Los sobrevivientes de ese juego macabro, los hermanos Germán y José Nieves Albornoz Acuña, increparon a los ex carabineros que, 34 años después, aparecían obligados a decir la verdad por un juez que los escuchó. Las descargas iban principalmente dirigidas a Maturana Concha, quien, en un comentario fuera de su declaración, reclamó a los detectives: «Hasta cuándo van a seguir con esta chacota». El propio ministro Aldana debió solicitar al personal policial que interviniera para evitar un pugilato entre ex uniformados y los ex prisioneros cuyas vidas, sienten, costaron las de otros.
Según el mismo relato, la patrulla, que había asesinado a 12 campesinos en 48 horas, continuó camino hasta el sureste. En los faldeos del cerro Pemehue continuaron las detenciones. La violencia aumentó. Las casas eran allanadas con suma violencia; niños y mujeres fueron golpeados a puntapiés y culatazos.
El mismo Maturana reconoce que en una de las casas obligaron a la familia a proveerles alojamiento y comida durante tres días, mientras tenían detenidos a otros campesinos. Algunos de ellos fueron llevados caminando, tirados por un cordel atado al caballo de los suboficiales.
Con la misma mano fría demostrada en Carmen y Maitenes, la matanza continuó. Alberto y Felidor Albornoz González, los otros hermanos que trabajaban allí, también fueron obligados a cavar su anónimo sepulcro, junto a José Gutiérrez y Jerónimo Sandoval. Sin cuestionar las órdenes ni un asomo de rebeldía, se metieron en la fosa, se echaron boca abajo y fueron acribillados. Otro detenido, Juan de Dios Roa, fue fusilado y semienterrado muy cerca de allí.
EL HORROR ANTE SUS OJOS
Durante la noche, los miembros de la patrulla comieron y durmieron tranquilos. Al despuntar el 8 de octubre, el único militar de la patrulla, Luis Díaz Quintana, se percató que el prisionero que habían detenido en Carmen y Maitenes tres días antes, José Guillermo Albornoz González, seguía atado al coloso del tractor, a la intemperie, sin comida ni agua, con la mandíbula fracturada, las muñecas sangrantes por los alambres, defecado y orinado.
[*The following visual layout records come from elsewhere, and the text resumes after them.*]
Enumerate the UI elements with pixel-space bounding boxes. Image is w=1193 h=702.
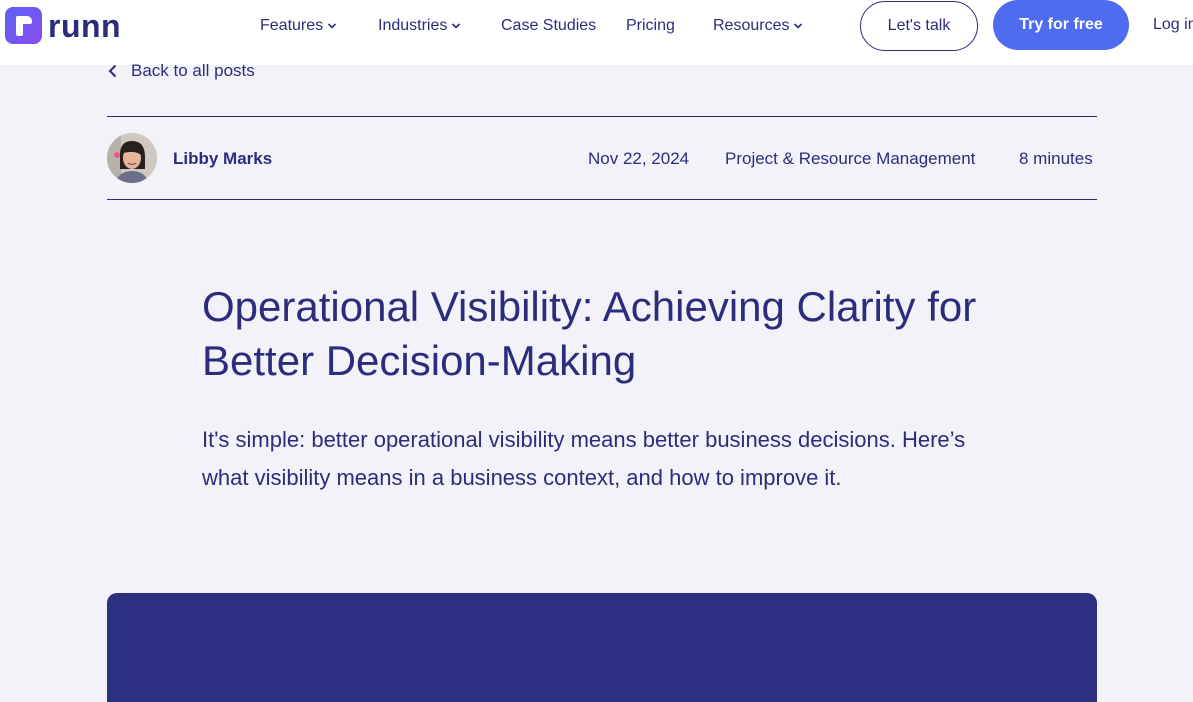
try-for-free-button[interactable]: Try for free bbox=[993, 0, 1129, 50]
author-avatar bbox=[107, 133, 157, 183]
nav-item-case-studies[interactable]: Case Studies bbox=[501, 16, 596, 36]
nav-item-label: Industries bbox=[378, 17, 448, 34]
nav-item-label: Features bbox=[260, 17, 324, 34]
nav-item-industries[interactable]: Industries bbox=[378, 16, 461, 36]
nav-item-resources[interactable]: Resources bbox=[713, 16, 803, 36]
chevron-left-icon bbox=[108, 64, 117, 78]
post-title: Operational Visibility: Achieving Clarit… bbox=[202, 283, 977, 384]
brand-name: runn bbox=[48, 7, 122, 44]
runn-logo[interactable]: runn bbox=[5, 7, 121, 44]
chevron-down-icon bbox=[328, 23, 337, 29]
post-category[interactable]: Project & Resource Management bbox=[725, 149, 975, 169]
post-date: Nov 22, 2024 bbox=[588, 149, 690, 168]
back-link-label: Back to all posts bbox=[131, 61, 255, 80]
nav-item-label: Case Studies bbox=[501, 17, 597, 34]
author-photo bbox=[107, 133, 157, 183]
divider bbox=[107, 199, 1097, 200]
nav-item-pricing[interactable]: Pricing bbox=[626, 16, 675, 36]
read-time: 8 minutes bbox=[1019, 149, 1093, 168]
runn-logo-icon bbox=[5, 7, 42, 44]
chevron-down-icon bbox=[794, 23, 803, 29]
back-to-posts-link[interactable]: Back to all posts bbox=[107, 60, 255, 82]
chevron-down-icon bbox=[452, 23, 461, 29]
author-name[interactable]: Libby Marks bbox=[173, 149, 272, 169]
nav-item-label: Pricing bbox=[626, 17, 675, 34]
nav-item-label: Resources bbox=[713, 17, 790, 34]
nav-item-features[interactable]: Features bbox=[260, 16, 337, 36]
divider bbox=[107, 116, 1097, 117]
lets-talk-button[interactable]: Let's talk bbox=[860, 1, 978, 51]
post-subtitle: It's simple: better operational visibili… bbox=[202, 427, 966, 490]
login-link[interactable]: Log in bbox=[1153, 16, 1193, 34]
hero-image bbox=[107, 593, 1097, 702]
top-navbar: runn Features Industries Case Studies Pr… bbox=[0, 0, 1193, 65]
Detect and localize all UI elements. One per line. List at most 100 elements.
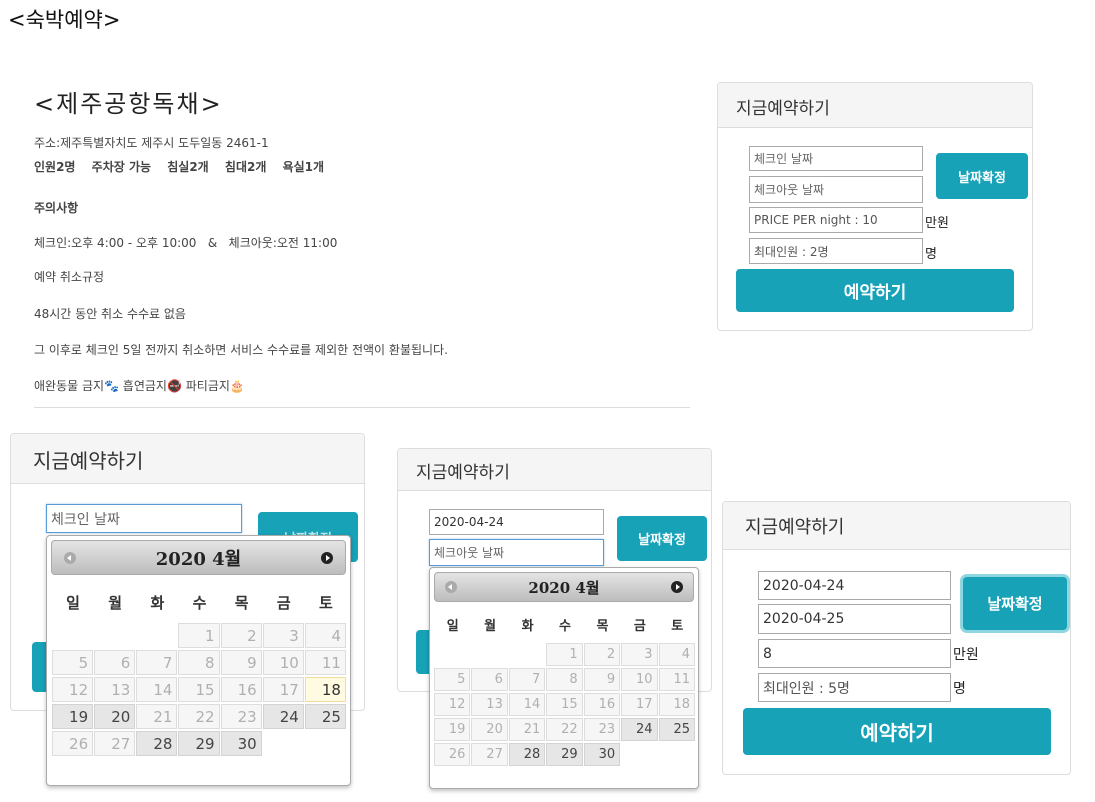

Aún no está claro por qué este campesino, el último hijo varón sobreviviente de la familia, fue llevado allí. El militar que lo encontró declaró: «Acompañé a Ortiz, pasamos el río y Ortiz me dijo que yo lo matara. Pero yo no andaba armado, por lo que él sacó su arma y lo mató».
En cuatro días, 18 campesinos fueron detenidos ilegalmente, torturados, sometidos a juegos sádicos, asesinados brutalmente, algunos lanzados al río y otros enterrados en fosas.
Los familiares, que permanecían dentro de sus casas, amenazados por un toque de queda impuesto, comenzaron la búsqueda de sus seres queridos dos días después que la patrulla se fue. Los Roa dieron con su padre. Su hijo Pedro Roa Castillo, hoy de 44 años, era un niño cuando su padre fue detenido. En 2003 relató el horror que le tocó vivir: «Allí encontraron a mi padre, estaba siendo comido por perros, la cabeza estaba aparte del cuerpo, y procedimos a hacer un hoyo en el mismo lugar para enterrarlo. Lo mismo se hizo con otros cuatro cuerpos más, siendo enterrados estos últimos a orillas del río Renaico. Todos quedaron con una cruz. A la tumba de mi padre le hicimos una cerca de madera, sin pintar».